И вот сейчас чесали затылки. Богатство, спасение лежало под снегом, а — где, в каких местах? Какой дурак согласится в чистом поле ковыряться?
— А коровушки-то есть хочут, — сказал кто-то ехидно, — и свиньи, будь они неладны, мордами-то в корыто, дуры, тыкаются.
Степан Иванович долго ждал, надеясь, что кто-нибудь вспомнит о картошке. Но все, словно сговорившись, толковали о чем угодно, только не о ней.
— Картоха-то есть, — сказал Степан Иванович.
Вдруг один из бригадиров криком ответил за всех:
— Никто не пойдет! Не найдешь дураков!
— Дураков искать не стану! — тоже криком ответил председатель. — Чего их искать? Они завсегда на виду! И базланят еще! Умных вот поискать надо. Без вас найду.
Ругались не потому, что не понимали или не хотели, а просто по крестьянской привычке не могли не поерепениться до поры до времени, чтоб потом вроде бы милость руководству оказать: дескать, ладно уж, согласимся уж, выручим уж… И Степан Иванович знал о такой привычке, сам таков был, а тут послал всех подальше, обозвал всяко и — остался один.
— Чего это ты? — удивилась Симка. — Покричали бы и…
Отец, соглашаясь, кивнул и объяснил:
— Нерва у меня слабая стала. Особенно на животноводство. Да и неволить их тоже нельзя. Я виноват — мне и отвечать. А к утру кормов… почти нету. Припрятано у меня в одном месте, да этого маловато. Ну пошли. Утро вечера сознательнее.
Сестры Симкины собирались на вечеринку.
— Давеча я вам про картоху говорил, — словно между прочим да о каком-то пустяке сказал Степан Иванович. — К утру найти надо. Такова задача.

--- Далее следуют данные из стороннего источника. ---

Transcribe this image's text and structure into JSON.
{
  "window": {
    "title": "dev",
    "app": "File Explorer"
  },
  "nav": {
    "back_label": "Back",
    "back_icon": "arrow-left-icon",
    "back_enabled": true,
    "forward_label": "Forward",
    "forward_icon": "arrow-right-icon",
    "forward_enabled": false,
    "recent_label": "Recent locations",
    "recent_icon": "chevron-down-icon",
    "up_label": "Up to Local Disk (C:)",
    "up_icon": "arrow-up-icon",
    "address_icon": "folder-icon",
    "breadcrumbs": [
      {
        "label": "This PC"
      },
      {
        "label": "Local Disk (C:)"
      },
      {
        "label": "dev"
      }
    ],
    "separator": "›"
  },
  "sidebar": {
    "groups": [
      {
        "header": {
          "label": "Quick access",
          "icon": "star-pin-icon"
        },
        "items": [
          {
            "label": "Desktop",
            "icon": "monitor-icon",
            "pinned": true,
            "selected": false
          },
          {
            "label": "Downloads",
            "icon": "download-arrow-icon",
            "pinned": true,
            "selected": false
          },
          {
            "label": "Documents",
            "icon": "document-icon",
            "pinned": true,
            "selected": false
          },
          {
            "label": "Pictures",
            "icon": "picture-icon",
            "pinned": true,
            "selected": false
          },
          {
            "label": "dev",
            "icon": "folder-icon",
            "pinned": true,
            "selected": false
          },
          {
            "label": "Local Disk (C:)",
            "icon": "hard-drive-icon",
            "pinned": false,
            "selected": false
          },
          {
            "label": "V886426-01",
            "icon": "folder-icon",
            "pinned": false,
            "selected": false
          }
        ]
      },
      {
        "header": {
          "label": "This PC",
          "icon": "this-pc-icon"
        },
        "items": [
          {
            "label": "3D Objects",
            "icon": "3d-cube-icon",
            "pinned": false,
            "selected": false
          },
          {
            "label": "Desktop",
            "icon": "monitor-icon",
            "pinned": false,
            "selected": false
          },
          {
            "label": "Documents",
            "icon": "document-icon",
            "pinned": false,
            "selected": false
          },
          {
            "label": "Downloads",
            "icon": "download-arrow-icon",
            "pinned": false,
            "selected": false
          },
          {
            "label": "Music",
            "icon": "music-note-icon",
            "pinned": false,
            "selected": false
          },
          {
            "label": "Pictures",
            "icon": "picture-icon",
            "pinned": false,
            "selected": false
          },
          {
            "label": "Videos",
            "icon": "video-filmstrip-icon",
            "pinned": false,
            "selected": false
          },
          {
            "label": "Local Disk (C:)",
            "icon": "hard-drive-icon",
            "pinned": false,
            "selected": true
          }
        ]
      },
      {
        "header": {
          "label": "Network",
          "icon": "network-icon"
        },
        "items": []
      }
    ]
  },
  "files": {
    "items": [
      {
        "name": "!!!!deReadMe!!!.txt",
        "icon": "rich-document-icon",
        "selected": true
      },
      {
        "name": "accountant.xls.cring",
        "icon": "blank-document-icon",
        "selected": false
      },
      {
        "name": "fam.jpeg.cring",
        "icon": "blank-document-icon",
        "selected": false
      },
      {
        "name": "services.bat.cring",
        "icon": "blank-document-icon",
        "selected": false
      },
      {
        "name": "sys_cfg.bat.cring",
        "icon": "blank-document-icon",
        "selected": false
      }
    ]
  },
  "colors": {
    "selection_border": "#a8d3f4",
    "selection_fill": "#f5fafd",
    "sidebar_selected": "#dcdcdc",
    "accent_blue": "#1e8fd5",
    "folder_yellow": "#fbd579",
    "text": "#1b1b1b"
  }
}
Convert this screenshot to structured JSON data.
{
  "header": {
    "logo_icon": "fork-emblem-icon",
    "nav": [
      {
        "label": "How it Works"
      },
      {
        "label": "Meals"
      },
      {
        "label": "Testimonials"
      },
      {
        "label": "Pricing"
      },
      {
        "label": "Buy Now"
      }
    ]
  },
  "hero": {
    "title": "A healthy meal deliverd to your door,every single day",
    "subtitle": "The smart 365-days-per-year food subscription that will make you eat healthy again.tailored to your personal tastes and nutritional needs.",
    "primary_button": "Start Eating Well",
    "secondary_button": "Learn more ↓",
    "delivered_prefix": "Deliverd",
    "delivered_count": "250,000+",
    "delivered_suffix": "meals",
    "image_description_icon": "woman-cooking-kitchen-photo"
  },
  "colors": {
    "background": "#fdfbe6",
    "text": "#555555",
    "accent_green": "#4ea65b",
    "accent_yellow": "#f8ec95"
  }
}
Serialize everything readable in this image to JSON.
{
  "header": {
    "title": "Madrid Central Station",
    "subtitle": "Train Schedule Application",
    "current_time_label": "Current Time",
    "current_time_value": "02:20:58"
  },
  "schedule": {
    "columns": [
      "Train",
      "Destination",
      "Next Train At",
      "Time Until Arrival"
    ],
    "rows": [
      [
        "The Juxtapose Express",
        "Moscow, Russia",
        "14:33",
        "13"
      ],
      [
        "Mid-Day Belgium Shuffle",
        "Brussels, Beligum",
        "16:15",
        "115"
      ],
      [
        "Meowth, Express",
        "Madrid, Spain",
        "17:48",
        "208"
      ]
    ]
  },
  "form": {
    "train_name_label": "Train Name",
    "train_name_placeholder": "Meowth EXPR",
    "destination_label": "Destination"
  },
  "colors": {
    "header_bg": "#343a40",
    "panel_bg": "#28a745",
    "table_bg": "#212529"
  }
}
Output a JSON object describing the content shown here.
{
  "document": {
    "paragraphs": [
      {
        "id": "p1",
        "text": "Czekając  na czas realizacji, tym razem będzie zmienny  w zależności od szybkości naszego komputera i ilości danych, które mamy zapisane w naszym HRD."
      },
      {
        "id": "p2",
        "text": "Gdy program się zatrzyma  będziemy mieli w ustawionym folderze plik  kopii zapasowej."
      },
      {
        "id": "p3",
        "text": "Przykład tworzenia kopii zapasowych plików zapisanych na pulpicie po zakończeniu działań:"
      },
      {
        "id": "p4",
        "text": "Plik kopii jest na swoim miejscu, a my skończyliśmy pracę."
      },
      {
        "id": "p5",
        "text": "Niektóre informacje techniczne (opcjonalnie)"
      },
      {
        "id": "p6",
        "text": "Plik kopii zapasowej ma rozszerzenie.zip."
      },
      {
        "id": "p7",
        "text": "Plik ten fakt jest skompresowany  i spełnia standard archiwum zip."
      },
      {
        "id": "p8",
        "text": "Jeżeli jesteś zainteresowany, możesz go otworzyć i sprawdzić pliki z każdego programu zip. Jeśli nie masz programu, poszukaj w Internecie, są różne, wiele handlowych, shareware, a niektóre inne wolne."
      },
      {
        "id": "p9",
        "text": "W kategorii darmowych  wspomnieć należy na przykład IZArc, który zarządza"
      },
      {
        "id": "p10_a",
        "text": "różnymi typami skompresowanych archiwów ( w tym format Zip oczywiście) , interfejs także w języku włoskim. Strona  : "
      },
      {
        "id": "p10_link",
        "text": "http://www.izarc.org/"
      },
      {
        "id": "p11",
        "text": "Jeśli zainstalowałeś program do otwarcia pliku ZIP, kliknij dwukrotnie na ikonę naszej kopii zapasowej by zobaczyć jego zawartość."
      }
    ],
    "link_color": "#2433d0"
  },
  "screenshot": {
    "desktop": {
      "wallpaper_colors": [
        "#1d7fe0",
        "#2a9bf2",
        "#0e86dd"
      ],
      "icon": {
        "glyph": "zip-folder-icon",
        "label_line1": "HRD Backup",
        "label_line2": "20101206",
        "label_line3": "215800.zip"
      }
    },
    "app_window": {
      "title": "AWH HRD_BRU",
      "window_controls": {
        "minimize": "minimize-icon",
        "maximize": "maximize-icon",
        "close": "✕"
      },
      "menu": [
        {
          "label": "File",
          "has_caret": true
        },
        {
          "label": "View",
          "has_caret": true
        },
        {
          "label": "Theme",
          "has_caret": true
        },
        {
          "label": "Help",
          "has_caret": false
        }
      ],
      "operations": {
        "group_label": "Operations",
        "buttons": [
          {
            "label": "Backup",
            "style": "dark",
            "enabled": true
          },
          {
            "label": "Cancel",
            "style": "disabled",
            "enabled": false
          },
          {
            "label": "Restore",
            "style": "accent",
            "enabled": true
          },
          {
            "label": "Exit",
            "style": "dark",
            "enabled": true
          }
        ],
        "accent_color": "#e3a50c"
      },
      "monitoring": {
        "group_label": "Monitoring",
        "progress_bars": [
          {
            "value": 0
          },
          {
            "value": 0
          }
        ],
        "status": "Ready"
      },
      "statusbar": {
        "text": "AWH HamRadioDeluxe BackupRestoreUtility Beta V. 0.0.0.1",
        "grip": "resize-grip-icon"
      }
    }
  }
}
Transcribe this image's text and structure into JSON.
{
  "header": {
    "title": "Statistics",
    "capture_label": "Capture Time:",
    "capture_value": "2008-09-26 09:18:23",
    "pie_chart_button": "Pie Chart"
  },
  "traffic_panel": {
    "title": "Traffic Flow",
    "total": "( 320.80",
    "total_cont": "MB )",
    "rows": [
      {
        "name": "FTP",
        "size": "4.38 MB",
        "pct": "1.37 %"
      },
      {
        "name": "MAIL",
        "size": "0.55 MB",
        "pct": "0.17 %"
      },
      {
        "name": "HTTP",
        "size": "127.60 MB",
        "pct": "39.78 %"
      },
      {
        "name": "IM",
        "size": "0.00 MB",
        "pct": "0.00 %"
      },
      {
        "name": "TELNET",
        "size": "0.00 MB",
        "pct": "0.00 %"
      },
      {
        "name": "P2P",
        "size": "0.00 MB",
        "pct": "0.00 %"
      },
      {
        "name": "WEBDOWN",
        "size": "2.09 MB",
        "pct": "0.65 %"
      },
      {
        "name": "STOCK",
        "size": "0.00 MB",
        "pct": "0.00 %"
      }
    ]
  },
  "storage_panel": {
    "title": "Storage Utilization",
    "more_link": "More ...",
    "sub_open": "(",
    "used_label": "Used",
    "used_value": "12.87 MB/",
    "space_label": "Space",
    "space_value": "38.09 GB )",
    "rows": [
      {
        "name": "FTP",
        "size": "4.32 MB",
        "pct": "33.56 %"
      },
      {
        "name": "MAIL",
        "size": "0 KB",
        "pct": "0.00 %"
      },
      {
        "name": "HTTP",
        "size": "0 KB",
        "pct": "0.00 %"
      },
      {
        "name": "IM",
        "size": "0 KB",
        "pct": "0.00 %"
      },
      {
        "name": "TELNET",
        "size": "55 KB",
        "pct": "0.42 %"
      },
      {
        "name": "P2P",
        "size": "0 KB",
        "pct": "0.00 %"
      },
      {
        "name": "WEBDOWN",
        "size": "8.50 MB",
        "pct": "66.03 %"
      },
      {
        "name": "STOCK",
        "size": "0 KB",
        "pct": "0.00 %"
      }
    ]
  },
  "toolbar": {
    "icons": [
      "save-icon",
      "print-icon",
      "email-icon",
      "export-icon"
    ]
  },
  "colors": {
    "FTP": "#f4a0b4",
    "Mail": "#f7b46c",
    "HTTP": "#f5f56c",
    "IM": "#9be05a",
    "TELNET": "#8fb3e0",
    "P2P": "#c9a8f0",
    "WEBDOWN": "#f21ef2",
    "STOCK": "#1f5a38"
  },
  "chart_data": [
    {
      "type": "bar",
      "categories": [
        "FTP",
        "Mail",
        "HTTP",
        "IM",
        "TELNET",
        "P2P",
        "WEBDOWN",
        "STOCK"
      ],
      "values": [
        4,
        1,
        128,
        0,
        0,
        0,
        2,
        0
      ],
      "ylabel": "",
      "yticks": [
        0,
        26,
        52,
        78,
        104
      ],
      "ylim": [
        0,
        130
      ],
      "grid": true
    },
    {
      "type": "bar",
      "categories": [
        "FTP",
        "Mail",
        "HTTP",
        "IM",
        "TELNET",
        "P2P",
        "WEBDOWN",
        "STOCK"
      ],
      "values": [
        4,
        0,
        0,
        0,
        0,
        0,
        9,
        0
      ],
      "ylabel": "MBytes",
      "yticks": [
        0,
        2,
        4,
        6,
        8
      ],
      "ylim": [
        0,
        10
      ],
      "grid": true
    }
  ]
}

Дочери так заголосили, что мать, Манефа Алексеевна, прикрикнула:
— Полоротые!
— Кто пойдет? — спокойно спросил отец.
То ли Симка принаряженных сестер пожалела, то ли угрюмого, всегда усталого отца, то ли обеспокоенно смотревшую на всех мать, а, скорее всего, поняв, что отец в случае чего пойдет сам, но негромко, почти неожиданно для себя ответила:
— Ладно. Тогда я.
Одевалась она долго, уже со страхом думала: на что согласилась? Темень, мороз… Вместе с тем в сердце теплилось что-то радостное, даже игривое, неуловимое — чего бы это?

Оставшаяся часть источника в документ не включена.